Insurance is paying for the doctor to give you 15 minutes. Other people that s/he is seeing in 15-min increments today may include: a 70-something with a clotting disorder; a 50-something trying to prevent a recurrent heart attack, kids with asthma, diabetics in various stages of disease progression, etc. You are in the enviable position of having a problem that's not all that serious. You won't die from it or go blind from it. It won't hinder your ability to work. It's just inconvenient and embarassing.

I think you are likely to have good luck if you go into the doctor's office with your homework done and say, "I cry at the drop of a hat. I really don't think it's sleep, psychological problems, or hormones because (and list all the reasons given here). I've heard that antidepressants might help. What do you think?" The doctor will probably ask you a few questions about sleep, hormones, and depression, but it's pretty likely you'll get a prescription for Zoloft or similar.

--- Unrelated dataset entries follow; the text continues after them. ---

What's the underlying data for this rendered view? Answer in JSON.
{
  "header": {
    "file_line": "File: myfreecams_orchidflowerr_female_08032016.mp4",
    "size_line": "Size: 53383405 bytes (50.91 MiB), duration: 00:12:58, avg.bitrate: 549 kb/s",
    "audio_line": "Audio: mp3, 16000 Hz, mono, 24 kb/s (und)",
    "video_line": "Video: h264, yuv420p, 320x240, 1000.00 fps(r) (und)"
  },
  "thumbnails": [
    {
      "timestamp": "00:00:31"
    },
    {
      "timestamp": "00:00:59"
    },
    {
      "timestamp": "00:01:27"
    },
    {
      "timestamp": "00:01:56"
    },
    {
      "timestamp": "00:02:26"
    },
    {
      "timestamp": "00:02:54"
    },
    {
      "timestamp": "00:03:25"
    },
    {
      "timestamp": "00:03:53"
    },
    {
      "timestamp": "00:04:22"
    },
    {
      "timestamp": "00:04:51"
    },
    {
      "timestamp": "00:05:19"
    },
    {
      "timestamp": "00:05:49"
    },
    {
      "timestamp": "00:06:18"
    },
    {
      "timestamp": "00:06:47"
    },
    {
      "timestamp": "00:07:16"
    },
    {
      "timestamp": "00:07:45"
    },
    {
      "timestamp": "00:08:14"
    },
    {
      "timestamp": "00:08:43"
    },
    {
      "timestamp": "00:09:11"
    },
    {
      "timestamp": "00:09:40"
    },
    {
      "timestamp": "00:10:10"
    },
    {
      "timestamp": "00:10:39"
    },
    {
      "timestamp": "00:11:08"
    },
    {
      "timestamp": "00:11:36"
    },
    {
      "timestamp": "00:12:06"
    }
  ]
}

Expecting a bunch of blood tests to diagnose this is not realistic. Blood tests only work if you are testing for something in particular. But what? The doctor will rule out hormonal issues the same way we did on this thread, by asking you about it. If the problem is at the synapse (where antidepressants work), there is no blood test for that. There is no blood test for psychological problems or sleep. The doctor has to justify the cost of tests to the insurance company.

A really straightforward way to both diagnose the problem and solve it is to just try antidepressants and see if they work. There's very little risk associated with SSRIs like Zoloft or Lexapro, they're common, they're cheap. There's a really good reason they are some of the most prescribed drugs in America today.